Maladaptive Daydreaming: where wild minds come to rest
Disclaimer: I typed these onto a word document due to my lack of internet access, almost compulsively in an extremely emotional state as I wanted to get it all out.It thus may not make complete sense-(correction) it makes sense but is disjointed like a couple of topics have been coalesced(cut-copy-paste) to form an article.
When I am stressed, really panicking, I realize my real mind shuts down and I start going uncontrollably into my MD world where I am well taken care of, have plenty of support for my problems and friends. This happens especially when something is urgent, I have been on the spot or I have to confront someone. Basically when I am terrified out of my wits and don’t know what to do. The girl in the MD usually finds a knight in shining armor who always miraculously knows just how to help and turn her life around.
Even though the starting point is the present problem eventually it morphs into one where who I am and what I am dreaming about are two totally different people I.
I play out multiple repetitive scenarios of the situation with each one having a different event and endings but with the same basic storyline. The scenario this time involved a bad-boy longtime semi-celebrity bachelor who in real life may be gay and who isn’t the politest person or even likable in real life who eventually after saving me from the mess I’m in, falls in love with me and I sort-of end saving him (what-a-cliché) or I get a bunch of semi-celebrity friends and we stay friends or I date/marry another person and then go back to the original savior, after breaking up/death of the other person who by the way as his own central dream sequences for years (It’s like a comic-book universe)or other people from my past who I hardly spoke to, make appearances in the later, more complex scenarios. (As in after 5-6 different ways/methods and situations have been allowed for)
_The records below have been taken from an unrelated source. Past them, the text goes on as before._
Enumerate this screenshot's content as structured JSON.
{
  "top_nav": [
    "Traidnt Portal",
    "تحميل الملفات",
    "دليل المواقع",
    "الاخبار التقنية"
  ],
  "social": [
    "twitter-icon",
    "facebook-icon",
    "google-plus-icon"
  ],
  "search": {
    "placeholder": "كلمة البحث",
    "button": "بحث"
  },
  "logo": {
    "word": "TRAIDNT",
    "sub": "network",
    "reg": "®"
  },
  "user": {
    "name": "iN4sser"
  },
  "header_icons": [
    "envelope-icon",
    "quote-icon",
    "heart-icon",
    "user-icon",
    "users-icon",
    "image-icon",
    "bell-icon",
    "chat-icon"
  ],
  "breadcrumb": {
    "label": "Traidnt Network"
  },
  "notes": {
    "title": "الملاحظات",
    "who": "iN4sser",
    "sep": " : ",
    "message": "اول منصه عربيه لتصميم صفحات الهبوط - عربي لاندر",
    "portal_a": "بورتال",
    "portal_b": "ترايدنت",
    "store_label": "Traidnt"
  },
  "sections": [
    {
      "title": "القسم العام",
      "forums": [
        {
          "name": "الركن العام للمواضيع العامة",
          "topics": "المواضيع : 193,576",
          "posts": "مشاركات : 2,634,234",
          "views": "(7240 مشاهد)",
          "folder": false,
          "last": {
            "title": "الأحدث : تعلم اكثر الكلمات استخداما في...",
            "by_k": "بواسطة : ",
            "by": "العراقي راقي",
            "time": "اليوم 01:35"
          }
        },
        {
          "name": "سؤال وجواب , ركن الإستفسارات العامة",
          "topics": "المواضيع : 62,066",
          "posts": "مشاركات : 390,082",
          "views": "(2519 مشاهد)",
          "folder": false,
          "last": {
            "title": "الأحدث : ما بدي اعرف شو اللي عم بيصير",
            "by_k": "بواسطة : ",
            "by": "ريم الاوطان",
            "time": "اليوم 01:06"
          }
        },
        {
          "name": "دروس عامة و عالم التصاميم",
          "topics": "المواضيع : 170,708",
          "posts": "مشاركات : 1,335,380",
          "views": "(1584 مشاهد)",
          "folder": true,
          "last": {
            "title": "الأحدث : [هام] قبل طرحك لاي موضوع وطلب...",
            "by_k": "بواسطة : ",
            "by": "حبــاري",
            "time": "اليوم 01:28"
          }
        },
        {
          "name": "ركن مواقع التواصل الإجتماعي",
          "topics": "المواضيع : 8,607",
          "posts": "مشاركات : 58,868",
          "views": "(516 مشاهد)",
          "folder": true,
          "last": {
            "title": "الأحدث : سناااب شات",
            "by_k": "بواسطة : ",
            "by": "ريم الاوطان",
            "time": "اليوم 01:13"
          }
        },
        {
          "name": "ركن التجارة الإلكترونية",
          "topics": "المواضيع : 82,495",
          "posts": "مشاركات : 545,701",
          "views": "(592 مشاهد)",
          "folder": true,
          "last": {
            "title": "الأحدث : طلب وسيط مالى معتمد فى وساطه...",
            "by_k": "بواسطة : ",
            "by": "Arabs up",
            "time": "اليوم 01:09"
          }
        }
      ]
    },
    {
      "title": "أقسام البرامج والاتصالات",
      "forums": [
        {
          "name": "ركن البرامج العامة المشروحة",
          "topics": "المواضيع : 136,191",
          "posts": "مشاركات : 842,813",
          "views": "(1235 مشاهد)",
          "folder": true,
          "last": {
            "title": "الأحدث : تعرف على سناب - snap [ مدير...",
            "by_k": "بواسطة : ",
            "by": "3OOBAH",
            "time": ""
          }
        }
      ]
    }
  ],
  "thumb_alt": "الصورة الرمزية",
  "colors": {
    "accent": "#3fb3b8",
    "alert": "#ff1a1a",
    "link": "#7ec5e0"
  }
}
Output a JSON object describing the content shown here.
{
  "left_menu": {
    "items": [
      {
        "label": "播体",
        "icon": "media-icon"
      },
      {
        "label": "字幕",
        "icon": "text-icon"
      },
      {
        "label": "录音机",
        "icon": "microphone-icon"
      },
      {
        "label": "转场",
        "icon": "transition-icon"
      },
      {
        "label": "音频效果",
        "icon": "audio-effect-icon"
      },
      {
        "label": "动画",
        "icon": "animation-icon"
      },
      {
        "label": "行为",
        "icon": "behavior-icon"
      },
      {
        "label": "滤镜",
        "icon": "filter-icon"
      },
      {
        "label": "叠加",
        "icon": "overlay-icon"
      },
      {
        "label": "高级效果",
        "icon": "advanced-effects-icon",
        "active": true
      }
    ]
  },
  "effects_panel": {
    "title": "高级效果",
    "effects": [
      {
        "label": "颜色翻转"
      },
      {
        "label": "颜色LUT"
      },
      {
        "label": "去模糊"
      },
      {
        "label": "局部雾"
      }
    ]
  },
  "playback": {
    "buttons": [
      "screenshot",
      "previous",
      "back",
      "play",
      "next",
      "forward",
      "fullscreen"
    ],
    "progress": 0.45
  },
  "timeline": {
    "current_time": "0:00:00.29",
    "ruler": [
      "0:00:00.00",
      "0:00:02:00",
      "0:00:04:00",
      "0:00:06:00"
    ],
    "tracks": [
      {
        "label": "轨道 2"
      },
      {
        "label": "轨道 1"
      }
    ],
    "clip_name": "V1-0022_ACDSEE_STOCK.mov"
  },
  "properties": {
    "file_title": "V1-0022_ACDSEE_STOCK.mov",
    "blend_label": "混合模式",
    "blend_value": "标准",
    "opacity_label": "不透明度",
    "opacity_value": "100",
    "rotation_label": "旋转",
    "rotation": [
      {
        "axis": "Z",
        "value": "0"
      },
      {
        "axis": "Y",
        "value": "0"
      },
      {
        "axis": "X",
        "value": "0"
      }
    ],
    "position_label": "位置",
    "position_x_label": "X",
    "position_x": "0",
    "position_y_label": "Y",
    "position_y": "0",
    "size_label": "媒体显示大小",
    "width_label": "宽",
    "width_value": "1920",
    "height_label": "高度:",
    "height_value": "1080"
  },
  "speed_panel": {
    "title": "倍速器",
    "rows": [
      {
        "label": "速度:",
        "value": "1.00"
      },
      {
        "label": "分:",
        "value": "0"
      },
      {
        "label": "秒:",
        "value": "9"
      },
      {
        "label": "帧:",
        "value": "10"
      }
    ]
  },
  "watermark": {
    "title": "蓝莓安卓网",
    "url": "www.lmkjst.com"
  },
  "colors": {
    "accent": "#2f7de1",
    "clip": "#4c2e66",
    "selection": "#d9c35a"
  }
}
I can, in the dream totally turn things around and become immensely successful and even use the present problem to my advantage whereas in real life I am trapped, stressed and hyperventilating and have no solution or confidante on hand.
Obviously even if I were to meet someone the absurdity of all the problems sweeping away strikes me as an antidote, a temporary, involuntary, blissful and unrealistic one though, to my problems. But my mind automatically goes there which is a little scary. What I am getting worried about is a) getting married off b) getting a job c) not becoming completely independent, basically things are not going my way, I feel are not in my control whereas in my dream I am in control.
My daydreams are like sitcoms I feel, with a feel-good laugh-track in the background (there isn’t actually a laugh-track, I am just trying to describe the mood) just the important highlights of a life, no actual work, nothing boring and none of the awkwardness that accompanies me in real life.
I function out of fear in real life, a perpetual fight-or-flight response. It’s a hold-over from my childhood, either it is an all out panic- attack situation in which work/function does happen or its absolute fear (at home usually) in which I am lackadaisical and lethargic. There is no healthy level of functioning. I have tried to achieve this level since my breakdown in August but I am reverting back to it even to be functional in little aspects of my life such as calling recruiters or confronting my parents about deadlines.